Average 30-year fixed mortgage rates closely track bond yields, specifically 10-year Treasury yields. If the expectation is for unemployment to increase, bond yields and mortgage rates will fall. But if the outcome doesn’t match market expectations, yields can quickly swing higher or lower.

Mortgage rates are also impacted by geopolitical events, including military conflicts and elections. Political instability can lead to economic uncertainty, which can result in more volatility with bond yields and mortgage rates.

Bond market investors would have to be convinced that the economy is cooling for mortgage rates to reverse course. That’s why, absent a fresh downshift in the inflation trend or a sudden weakening of labor conditions, mortgage rates will remain close to 7% for a while, said Gumbinger. 

What is impacting the housing market in 2025?

Today’s unaffordable housing market results from high mortgage rates, a long-standing housing shortage, expensive home prices and a loss of purchasing power due to inflation.

🏠 Low housing inventory: A balanced housing market typically has five to six months of supply. Most markets today average around half that amount. According to Freddie Mac, we still have a shortage of around 3.7 million homes.

🏠 Elevated mortgage rates: In early 2022, mortgage rates hit historic lows of around 3%. As inflation surged and the Fed hiked interest rates to tame it, mortgage rates more than doubled. In 2025, mortgage rates are still high, pricing millions of prospective buyers out of the housing market.

🏠 Rate-lock effect: Since the majority of homeowners are locked into mortgage rates below 5%, they’re reluctant to give up their low mortgage rates and have little incentive to list their homes for sale, leaving a dearth of resale inventory.

🏠 High home prices: Although home buying demand has been limited in recent years, home prices remain high because of a lack of inventory. The median US home price was $429,963 in November, up 5.4% on an annual basis, according to Redfin.

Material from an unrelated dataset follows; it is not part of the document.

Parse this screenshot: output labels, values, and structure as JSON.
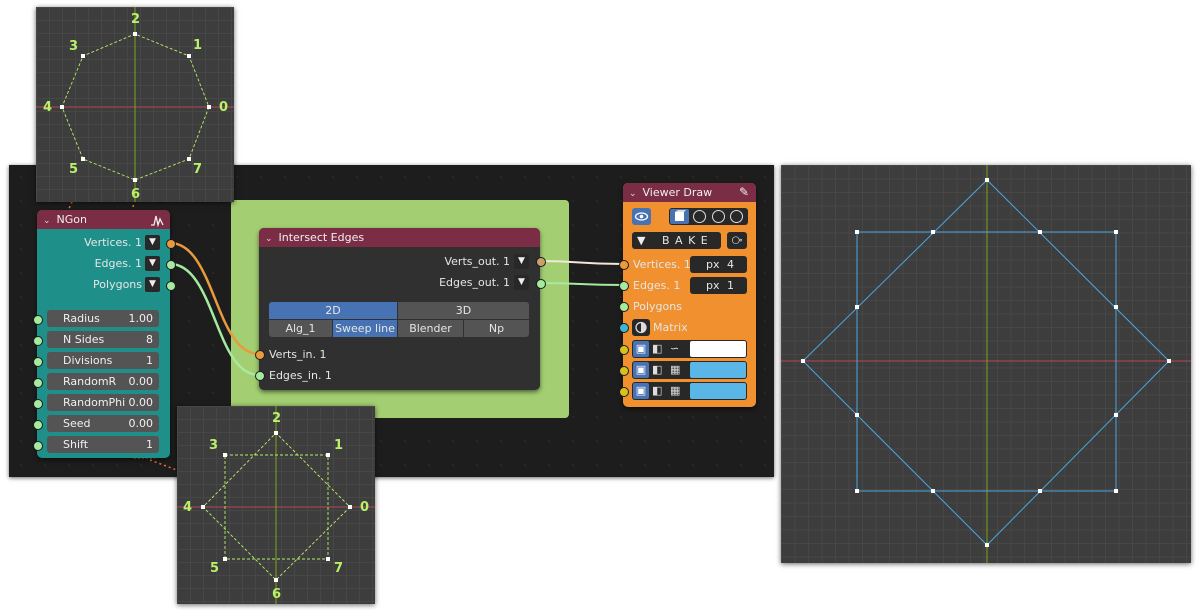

🏠 Steep inflation: Inflation means an increase in the cost of basic goods and services, reducing purchasing power. It also impacts mortgage rates: When inflation is high, lenders typically raise interest rates on consumer loans to ensure a profit.

Is it better to wait or buy? 

It’s never a good idea to rush into buying a home without knowing what you can afford, so establish a clear home-buying budget. Here’s what experts recommend before purchasing a home: 

💰 Build your credit score. Your credit score will help determine whether you qualify for a mortgage and at what interest rate. A credit score of 740 or higher will help you qualify for a lower rate.

💰 Save for a bigger down payment. A larger down payment allows you to take out a smaller mortgage and get a lower interest rate from your lender. If you can afford it, a down payment of at least 20% will also eliminate private mortgage insurance.

💰 Shop for mortgage lenders. Comparing loan offers from multiple mortgage lenders can help you negotiate a better rate. Experts recommend getting at least two to three loan estimates from different lenders.

💰 Consider renting. Choosing to rent or buy a home isn’t just comparing monthly rent to a mortgage payment. Renting offers flexibility and lower upfront costs, but buying allows you to build wealth and have more control over your housing costs.

💰 Consider mortgage points. You can get a lower mortgage rate by buying mortgage points, with each point costing 1% of the total loan amount. One mortgage point equals a 0.25% decrease in your mortgage rate.